With EnCana on as a partner, students will have a chance at getting one of at least six paid internship positions that last through eight weeks in the summer following each year.

“Who hears of getting post-secondary training while you’re in high school? What an opportunity for students,” said Vivian Haland, co-ordinator of the South Eastern Alberta Partners for Youth Career Development and one of the main co-ordinators of the program.

“This program gives them the tools to help them get into things like petroleum engineering technology. A kid can say, ‘Okay, I’m ready to work,’ or he can say, ‘No, I’m going to further my education and go for petroleum engineering technology.’” The point is to allow teens to “test drive” a career but also leave options open for them, said Haland.

Haland, who has set up a similar program to introduce students to jobs in health-service occupations, said the idea for this particular program came up when “we heard of EnCana looking for production operators. So we thought, ‘The industry has a need, let’s meet the need.’ So we sat down and pulled all the players together.”

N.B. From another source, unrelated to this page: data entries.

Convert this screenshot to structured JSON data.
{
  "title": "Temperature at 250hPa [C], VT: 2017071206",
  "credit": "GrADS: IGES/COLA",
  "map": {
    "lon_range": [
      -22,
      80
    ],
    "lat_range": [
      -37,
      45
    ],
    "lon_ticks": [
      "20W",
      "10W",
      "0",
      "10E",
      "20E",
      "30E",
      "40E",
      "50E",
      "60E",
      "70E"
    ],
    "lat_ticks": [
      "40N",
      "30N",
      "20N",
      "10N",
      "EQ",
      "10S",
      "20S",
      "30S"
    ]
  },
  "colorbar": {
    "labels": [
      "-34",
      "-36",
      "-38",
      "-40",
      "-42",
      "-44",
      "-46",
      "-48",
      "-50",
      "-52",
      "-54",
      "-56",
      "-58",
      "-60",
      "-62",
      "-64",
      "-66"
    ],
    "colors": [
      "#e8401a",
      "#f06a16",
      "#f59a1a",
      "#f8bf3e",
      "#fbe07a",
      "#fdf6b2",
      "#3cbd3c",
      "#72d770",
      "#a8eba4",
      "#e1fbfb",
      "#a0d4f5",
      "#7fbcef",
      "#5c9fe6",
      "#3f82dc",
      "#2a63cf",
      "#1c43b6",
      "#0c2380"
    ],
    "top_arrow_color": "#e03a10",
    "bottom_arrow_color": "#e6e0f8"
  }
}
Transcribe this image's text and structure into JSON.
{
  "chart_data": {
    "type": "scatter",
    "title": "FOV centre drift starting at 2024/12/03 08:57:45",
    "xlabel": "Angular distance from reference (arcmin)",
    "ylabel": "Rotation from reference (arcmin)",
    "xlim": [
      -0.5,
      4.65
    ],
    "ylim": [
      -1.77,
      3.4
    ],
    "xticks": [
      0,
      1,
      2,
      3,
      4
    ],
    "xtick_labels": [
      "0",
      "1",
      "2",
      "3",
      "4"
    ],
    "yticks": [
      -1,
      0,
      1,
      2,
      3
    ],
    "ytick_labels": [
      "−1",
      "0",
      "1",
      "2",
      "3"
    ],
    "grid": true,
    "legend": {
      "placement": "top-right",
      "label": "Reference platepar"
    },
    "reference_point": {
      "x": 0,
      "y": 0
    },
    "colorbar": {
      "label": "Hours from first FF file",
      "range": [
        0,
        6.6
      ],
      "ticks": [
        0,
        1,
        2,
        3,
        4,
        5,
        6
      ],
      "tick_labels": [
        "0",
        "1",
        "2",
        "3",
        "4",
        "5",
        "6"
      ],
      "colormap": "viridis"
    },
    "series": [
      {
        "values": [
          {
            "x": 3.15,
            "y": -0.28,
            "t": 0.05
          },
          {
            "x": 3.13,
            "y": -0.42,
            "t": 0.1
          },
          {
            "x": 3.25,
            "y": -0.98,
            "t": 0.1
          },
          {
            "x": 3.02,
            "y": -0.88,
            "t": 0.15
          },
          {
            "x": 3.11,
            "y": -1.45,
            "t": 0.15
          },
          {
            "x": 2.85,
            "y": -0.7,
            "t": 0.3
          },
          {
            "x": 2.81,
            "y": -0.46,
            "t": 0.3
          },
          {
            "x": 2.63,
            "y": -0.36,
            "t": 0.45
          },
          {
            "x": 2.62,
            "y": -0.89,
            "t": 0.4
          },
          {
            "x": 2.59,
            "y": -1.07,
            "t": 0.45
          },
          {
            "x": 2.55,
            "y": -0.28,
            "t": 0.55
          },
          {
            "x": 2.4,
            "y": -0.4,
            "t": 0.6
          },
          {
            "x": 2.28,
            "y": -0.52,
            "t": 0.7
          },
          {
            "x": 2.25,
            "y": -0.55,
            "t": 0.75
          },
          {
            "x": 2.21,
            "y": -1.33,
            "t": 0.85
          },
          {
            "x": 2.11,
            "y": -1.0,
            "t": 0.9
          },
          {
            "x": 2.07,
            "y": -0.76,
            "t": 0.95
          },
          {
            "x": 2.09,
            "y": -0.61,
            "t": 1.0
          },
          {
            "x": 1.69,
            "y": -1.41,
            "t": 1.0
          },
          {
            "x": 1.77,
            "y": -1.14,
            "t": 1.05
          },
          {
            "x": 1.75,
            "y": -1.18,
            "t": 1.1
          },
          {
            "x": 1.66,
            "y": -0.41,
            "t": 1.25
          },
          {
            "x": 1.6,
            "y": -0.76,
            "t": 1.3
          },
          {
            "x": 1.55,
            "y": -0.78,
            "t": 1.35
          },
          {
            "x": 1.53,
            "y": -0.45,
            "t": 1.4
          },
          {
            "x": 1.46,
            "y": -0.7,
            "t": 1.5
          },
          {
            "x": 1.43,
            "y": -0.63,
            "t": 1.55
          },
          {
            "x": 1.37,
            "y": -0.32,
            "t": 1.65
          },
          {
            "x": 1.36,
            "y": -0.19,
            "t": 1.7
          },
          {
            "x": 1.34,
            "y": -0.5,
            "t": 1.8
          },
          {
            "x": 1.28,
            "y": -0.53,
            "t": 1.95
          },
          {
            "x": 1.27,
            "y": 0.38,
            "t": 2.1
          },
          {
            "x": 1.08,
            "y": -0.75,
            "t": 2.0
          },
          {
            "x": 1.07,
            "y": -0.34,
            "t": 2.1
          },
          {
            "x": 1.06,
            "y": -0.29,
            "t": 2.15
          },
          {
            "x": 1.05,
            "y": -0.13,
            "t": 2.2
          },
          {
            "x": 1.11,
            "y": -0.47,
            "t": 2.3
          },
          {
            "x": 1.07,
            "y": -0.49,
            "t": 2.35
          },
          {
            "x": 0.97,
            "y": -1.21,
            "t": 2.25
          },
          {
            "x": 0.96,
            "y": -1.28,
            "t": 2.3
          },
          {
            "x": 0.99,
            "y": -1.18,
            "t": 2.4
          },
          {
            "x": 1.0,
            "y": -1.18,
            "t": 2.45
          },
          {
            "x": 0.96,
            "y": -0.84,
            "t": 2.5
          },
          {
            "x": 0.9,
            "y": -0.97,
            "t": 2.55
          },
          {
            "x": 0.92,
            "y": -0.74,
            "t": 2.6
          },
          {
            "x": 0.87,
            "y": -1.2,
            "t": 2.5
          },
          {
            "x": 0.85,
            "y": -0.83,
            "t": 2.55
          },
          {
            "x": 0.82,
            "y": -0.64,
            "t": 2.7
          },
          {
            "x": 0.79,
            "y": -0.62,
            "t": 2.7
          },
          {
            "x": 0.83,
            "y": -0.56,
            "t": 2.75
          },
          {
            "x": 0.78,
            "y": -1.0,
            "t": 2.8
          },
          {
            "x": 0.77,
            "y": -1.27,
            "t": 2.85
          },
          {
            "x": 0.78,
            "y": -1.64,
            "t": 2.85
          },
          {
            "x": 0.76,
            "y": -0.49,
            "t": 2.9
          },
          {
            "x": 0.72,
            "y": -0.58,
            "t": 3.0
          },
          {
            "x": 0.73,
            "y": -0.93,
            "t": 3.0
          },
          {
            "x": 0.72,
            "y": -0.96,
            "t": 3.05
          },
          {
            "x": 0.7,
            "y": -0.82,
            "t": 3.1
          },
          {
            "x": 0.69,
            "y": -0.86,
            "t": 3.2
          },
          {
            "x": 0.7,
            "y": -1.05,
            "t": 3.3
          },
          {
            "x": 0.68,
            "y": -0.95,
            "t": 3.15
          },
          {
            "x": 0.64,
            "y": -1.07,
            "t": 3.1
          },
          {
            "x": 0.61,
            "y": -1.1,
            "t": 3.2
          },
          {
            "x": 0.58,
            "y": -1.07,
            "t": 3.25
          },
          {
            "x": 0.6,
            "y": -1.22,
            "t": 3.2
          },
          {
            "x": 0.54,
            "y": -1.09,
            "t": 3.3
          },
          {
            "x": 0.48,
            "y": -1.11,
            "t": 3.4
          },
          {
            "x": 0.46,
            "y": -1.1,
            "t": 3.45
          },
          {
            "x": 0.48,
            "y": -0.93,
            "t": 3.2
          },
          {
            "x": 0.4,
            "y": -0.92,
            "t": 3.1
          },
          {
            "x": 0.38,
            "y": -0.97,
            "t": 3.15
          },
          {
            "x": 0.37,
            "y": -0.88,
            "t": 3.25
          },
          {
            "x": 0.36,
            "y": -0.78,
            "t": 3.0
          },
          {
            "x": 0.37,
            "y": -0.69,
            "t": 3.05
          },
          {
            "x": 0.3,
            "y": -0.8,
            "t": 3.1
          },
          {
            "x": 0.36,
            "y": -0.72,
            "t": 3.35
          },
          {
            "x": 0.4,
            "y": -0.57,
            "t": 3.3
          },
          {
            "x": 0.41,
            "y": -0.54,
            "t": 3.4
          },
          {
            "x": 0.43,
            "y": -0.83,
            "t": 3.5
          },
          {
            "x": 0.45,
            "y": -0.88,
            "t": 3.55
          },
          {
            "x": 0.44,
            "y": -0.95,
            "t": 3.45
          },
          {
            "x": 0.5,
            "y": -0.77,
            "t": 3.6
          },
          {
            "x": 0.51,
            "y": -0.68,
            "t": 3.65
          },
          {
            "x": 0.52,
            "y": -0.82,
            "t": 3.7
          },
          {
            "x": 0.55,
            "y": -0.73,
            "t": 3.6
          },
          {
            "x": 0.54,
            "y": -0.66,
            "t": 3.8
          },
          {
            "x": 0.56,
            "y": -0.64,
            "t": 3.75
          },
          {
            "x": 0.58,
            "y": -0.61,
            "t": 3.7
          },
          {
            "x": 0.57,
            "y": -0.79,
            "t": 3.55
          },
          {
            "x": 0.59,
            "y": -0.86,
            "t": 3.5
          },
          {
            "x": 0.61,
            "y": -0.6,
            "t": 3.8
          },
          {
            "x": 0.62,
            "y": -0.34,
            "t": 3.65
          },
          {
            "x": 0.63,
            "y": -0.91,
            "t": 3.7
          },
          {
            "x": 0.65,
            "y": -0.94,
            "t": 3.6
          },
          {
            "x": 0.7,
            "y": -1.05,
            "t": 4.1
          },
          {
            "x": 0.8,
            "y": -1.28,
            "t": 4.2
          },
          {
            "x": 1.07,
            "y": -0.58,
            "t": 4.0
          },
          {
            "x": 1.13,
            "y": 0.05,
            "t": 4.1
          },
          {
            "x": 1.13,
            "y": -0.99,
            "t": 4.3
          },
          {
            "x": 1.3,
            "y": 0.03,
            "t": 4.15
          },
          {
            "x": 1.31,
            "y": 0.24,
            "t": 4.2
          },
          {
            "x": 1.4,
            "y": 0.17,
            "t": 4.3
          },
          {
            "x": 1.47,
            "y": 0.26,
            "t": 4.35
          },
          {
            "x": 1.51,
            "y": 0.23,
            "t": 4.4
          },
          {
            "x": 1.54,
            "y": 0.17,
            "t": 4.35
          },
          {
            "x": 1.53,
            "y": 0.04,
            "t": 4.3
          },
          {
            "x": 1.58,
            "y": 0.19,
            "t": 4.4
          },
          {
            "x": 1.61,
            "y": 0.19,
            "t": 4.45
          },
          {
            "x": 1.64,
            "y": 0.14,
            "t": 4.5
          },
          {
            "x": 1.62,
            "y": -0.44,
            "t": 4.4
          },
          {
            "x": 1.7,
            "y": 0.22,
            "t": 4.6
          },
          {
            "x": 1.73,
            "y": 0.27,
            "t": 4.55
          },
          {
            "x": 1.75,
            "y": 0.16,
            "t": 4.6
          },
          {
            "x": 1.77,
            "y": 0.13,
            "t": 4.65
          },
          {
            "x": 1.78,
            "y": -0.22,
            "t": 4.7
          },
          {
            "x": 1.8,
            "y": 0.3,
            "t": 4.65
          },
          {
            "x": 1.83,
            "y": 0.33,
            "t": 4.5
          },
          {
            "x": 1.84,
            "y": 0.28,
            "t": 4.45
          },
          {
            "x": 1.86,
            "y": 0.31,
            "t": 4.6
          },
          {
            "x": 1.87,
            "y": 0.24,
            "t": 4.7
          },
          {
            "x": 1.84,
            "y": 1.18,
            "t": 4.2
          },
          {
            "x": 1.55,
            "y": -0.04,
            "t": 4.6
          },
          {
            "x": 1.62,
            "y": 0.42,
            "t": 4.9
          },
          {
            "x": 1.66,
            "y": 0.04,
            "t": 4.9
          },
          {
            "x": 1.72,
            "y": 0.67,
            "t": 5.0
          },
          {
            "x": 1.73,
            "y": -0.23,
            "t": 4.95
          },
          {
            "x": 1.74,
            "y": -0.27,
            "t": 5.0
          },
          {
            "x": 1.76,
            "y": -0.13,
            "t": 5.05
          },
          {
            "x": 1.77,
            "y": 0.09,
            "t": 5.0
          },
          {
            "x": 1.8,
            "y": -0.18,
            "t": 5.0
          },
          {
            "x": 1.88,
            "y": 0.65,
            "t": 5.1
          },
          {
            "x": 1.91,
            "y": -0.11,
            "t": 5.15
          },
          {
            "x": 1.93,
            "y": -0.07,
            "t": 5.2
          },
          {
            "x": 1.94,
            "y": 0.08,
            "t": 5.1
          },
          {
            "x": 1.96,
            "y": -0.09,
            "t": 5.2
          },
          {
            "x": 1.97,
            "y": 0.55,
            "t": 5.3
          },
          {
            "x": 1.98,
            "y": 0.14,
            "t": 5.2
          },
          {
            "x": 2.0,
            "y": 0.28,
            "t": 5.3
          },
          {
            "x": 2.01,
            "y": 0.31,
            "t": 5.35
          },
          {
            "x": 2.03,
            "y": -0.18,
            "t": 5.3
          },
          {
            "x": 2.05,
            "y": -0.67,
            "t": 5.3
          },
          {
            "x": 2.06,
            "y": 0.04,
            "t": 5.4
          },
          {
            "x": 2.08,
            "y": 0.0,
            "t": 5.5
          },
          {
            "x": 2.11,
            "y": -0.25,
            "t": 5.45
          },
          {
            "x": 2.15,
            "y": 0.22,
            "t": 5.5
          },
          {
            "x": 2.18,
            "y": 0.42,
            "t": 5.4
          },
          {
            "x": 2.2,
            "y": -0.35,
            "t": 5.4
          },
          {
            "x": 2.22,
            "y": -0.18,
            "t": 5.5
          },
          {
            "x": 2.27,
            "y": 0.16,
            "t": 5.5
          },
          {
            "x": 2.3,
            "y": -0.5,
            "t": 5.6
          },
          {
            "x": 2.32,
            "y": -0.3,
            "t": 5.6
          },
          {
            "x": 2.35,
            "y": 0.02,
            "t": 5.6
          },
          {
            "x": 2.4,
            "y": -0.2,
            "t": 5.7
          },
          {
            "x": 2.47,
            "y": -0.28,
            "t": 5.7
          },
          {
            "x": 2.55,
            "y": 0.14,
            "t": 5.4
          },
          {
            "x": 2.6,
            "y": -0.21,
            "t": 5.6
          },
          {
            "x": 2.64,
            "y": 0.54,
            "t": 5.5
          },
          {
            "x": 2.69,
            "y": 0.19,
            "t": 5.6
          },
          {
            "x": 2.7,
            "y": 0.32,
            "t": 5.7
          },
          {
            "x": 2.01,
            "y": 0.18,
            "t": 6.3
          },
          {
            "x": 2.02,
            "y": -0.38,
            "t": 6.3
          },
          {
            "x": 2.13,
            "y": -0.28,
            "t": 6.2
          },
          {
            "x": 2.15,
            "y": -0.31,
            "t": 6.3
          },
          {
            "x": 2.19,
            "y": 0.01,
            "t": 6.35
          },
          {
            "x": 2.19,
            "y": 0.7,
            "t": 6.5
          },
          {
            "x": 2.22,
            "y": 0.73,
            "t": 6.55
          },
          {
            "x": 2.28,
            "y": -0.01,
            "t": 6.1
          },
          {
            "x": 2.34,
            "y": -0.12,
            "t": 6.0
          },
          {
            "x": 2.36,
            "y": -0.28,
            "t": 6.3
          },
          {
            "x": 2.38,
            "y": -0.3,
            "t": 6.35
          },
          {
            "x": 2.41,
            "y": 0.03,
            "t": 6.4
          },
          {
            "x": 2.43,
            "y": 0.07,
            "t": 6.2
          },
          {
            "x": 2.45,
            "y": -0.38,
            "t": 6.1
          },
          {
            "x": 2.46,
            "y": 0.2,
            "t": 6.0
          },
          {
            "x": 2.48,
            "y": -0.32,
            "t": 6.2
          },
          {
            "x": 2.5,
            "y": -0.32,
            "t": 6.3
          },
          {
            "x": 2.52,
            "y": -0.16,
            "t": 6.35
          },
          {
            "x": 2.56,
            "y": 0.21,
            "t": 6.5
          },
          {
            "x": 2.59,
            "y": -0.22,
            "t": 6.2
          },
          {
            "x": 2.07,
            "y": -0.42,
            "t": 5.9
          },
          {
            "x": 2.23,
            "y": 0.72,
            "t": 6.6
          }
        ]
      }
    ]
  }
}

One of the players is Claude Charrois, a training consultant in the energy department at SAIT. What motivated him to get involved was the hope that high school students will think of SAIT as a post-secondary option after they graduate from high school — “and not as a fallback option because they can’t get into university.”

At Eagle Butte High School in Dunmore, Alta., guidance counsellor Janay Rittinger said she saw more students interested in the program than there is space for.

Some of the students gravitate toward the program because their families work in the oil-and-gas industry and they know that’s what they want to do after school, said Rittinger. Others are interested in a tertiary education in engineering and are looking for a head start. “Some of our kids come from ranching families, so they are looking at this as a second job. And there’s a high demand (for workers) in the Medicine Hat area, so this is something that they can do while still living on the ranch or the farm.”

Out of the 15 students enrolled in the first year of the program at Eagle Butte, six are girls, she added.

Similar programs have been up and running in a variety of industries, some with mixed results. At the Calgary office of the Canadian Information Processing Society, former vice-president Mohamed Teja worked together with the Calgary Board of Education to set up a career pathway program for high school students interested in working in information technology.

Part of the challenge Teja faced was finding an appropriate job for Grade 11 and 12 students during their six-week summer stints. Some of the students were put on the help desk; others worked on upgrading desktops or changing operating systems.

A bigger challenge he faced, however, was finding employers interested in participating in such a program. The prospect of building a pipeline of future employees wasn’t enough of an inducement, because the students were still too many years away from entering the workforce, said Teja.

“It was a challenge. Some employers had a hard time trying to figure out what they could really do within a six-week period, and some employers got caught up with, ‘What’s in it for me?’ So it was a challenge in finding the employers that had a commitment to the community.”